O Rei da Chama Sagrada de Guerra dos Tronos A cenoura foi colocada na balança. 2697 palavras 2026-01-30 08:14:29

— Não achará que eu, correndo o risco de manchar a honra de minha família, me uniria a você para ser pirata?

— Claro que não.

Samwell balançou a cabeça sorrindo, com um ar de completa inocência.

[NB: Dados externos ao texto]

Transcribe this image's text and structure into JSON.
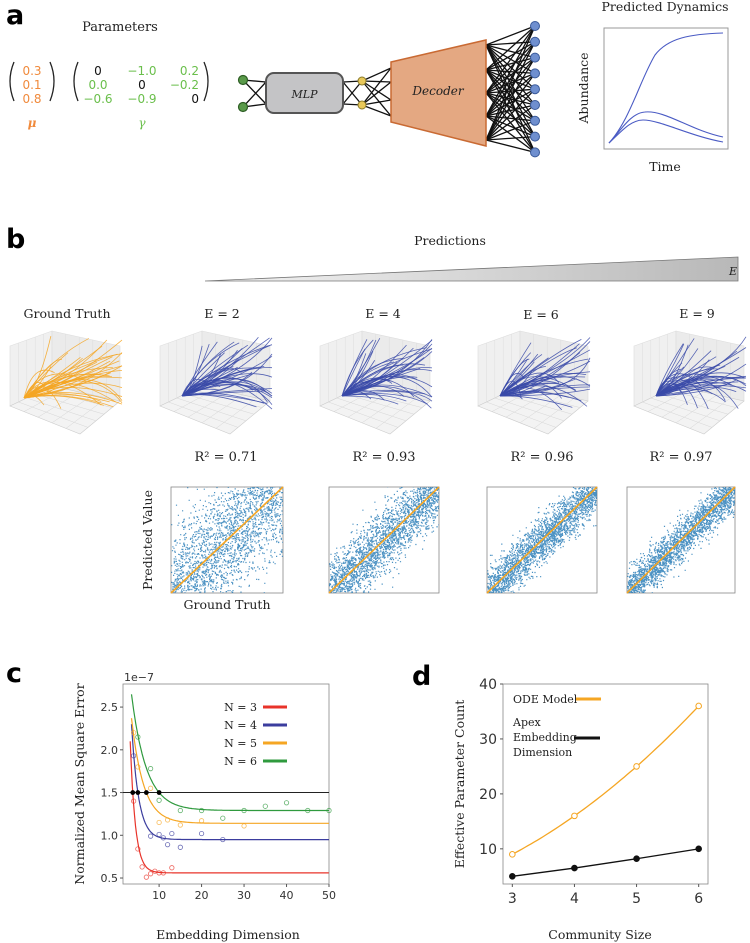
{
  "panel_a": {
    "letter": "a",
    "parameters_title": "Parameters",
    "mu_values": [
      "0.3",
      "0.1",
      "0.8"
    ],
    "mu_label": "μ",
    "gamma_matrix": [
      [
        "0",
        "−1.0",
        "0.2"
      ],
      [
        "0.0",
        "0",
        "−0.2"
      ],
      [
        "−0.6",
        "−0.9",
        "0"
      ]
    ],
    "gamma_label": "γ",
    "mlp_label": "MLP",
    "decoder_label": "Decoder",
    "dynamics_title": "Predicted Dynamics",
    "dynamics_ylabel": "Abundance",
    "dynamics_xlabel": "Time",
    "colors": {
      "mu": "#f08a3c",
      "gamma": "#6abf4b",
      "input_node": "#5a9a4a",
      "latent_node": "#e8c85a",
      "output_node": "#6f8fcf",
      "decoder": "#e4a882",
      "mlp": "#c4c4c6",
      "dynamics": "#4a5bc4"
    }
  },
  "panel_b": {
    "letter": "b",
    "predictions_title": "Predictions",
    "wedge_label": "E",
    "ground_truth_title": "Ground Truth",
    "embeddings": [
      {
        "label": "E = 2",
        "r2_label": "R² = 0.71",
        "r2": 0.71
      },
      {
        "label": "E = 4",
        "r2_label": "R² = 0.93",
        "r2": 0.93
      },
      {
        "label": "E = 6",
        "r2_label": "R² = 0.96",
        "r2": 0.96
      },
      {
        "label": "E = 9",
        "r2_label": "R² = 0.97",
        "r2": 0.97
      }
    ],
    "scatter_ylabel": "Predicted Value",
    "scatter_xlabel": "Ground Truth",
    "colors": {
      "ground_truth": "#f5a623",
      "prediction": "#3a4aa8",
      "scatter": "#1f77b4",
      "identity_line": "#f5a623"
    }
  },
  "chart_data": [
    {
      "panel": "c",
      "type": "scatter",
      "xlabel": "Embedding Dimension",
      "ylabel": "Normalized Mean Square Error",
      "y_scale_label": "1e−7",
      "xlim": [
        1.5,
        50
      ],
      "ylim": [
        0.43,
        2.77
      ],
      "xticks": [
        10,
        20,
        30,
        40,
        50
      ],
      "yticks": [
        0.5,
        1.0,
        1.5,
        2.0,
        2.5
      ],
      "ytick_labels": [
        "0.5",
        "1.0",
        "1.5",
        "2.0",
        "2.5"
      ],
      "threshold": 1.5,
      "legend_position": "top-right",
      "series": [
        {
          "name": "N = 3",
          "color": "#e8332a",
          "points": [
            [
              4,
              1.4
            ],
            [
              5,
              0.84
            ],
            [
              6,
              0.63
            ],
            [
              7,
              0.51
            ],
            [
              8,
              0.55
            ],
            [
              9,
              0.58
            ],
            [
              10,
              0.56
            ],
            [
              11,
              0.56
            ],
            [
              13,
              0.62
            ]
          ],
          "fit": {
            "asymptote": 0.56,
            "start_x": 3.2,
            "start_y": 2.1,
            "threshold_crossing": 3.8
          }
        },
        {
          "name": "N = 4",
          "color": "#3b3d9e",
          "points": [
            [
              4,
              1.93
            ],
            [
              8,
              0.99
            ],
            [
              10,
              1.01
            ],
            [
              11,
              0.97
            ],
            [
              12,
              0.89
            ],
            [
              13,
              1.02
            ],
            [
              15,
              0.86
            ],
            [
              20,
              1.02
            ],
            [
              25,
              0.95
            ]
          ],
          "fit": {
            "asymptote": 0.95,
            "start_x": 3.5,
            "start_y": 2.3,
            "threshold_crossing": 5
          }
        },
        {
          "name": "N = 5",
          "color": "#f5a623",
          "points": [
            [
              4,
              2.2
            ],
            [
              5,
              1.8
            ],
            [
              8,
              1.55
            ],
            [
              10,
              1.15
            ],
            [
              12,
              1.18
            ],
            [
              15,
              1.12
            ],
            [
              20,
              1.17
            ],
            [
              30,
              1.11
            ]
          ],
          "fit": {
            "asymptote": 1.14,
            "start_x": 3.5,
            "start_y": 2.37,
            "threshold_crossing": 7
          }
        },
        {
          "name": "N = 6",
          "color": "#2f9a3e",
          "points": [
            [
              5,
              2.15
            ],
            [
              8,
              1.78
            ],
            [
              10,
              1.41
            ],
            [
              15,
              1.29
            ],
            [
              20,
              1.29
            ],
            [
              25,
              1.2
            ],
            [
              30,
              1.29
            ],
            [
              35,
              1.34
            ],
            [
              40,
              1.38
            ],
            [
              45,
              1.29
            ],
            [
              50,
              1.29
            ]
          ],
          "fit": {
            "asymptote": 1.29,
            "start_x": 3.5,
            "start_y": 2.65,
            "threshold_crossing": 10
          }
        }
      ]
    },
    {
      "panel": "d",
      "type": "line",
      "xlabel": "Community Size",
      "ylabel": "Effective Parameter Count",
      "xlim": [
        2.85,
        6.15
      ],
      "ylim": [
        3.6,
        40
      ],
      "xticks": [
        3,
        4,
        5,
        6
      ],
      "yticks": [
        10,
        20,
        30,
        40
      ],
      "legend_position": "top-left",
      "categories": [
        3,
        4,
        5,
        6
      ],
      "series": [
        {
          "name": "ODE Model",
          "color": "#f5a623",
          "marker": "open-circle",
          "values": [
            9,
            16,
            25,
            36
          ]
        },
        {
          "name": "Apex Embedding Dimension",
          "legend_lines": [
            "Apex",
            "Embedding",
            "Dimension"
          ],
          "color": "#111111",
          "marker": "filled-circle",
          "values": [
            5,
            6.5,
            8.2,
            10
          ]
        }
      ]
    }
  ]
}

— Um risco desses só cabe a quem, como eu, não tem mais saída. O senhor apenas precisa investir. Mesmo que tudo venha à tona no futuro, nada recairá sobre seus ombros.

— Investir?

— Exato. — Samwell tomou um gole de vinho e continuou com tranquilidade. — A Casa Tyrell já investiu duzentos soldados de elite. A Casa Redwyne, da Ilha do Jardim, também está prestes a investir uma frota de navios de guerra e marinheiros. Todos esperam retornos generosos no futuro. Então, nobre visconde, gostaria de tomar parte neste investimento? Saiba que as duas casas mais poderosas do Rego estão apostando alto. Não é sempre que surge uma oportunidade dessas.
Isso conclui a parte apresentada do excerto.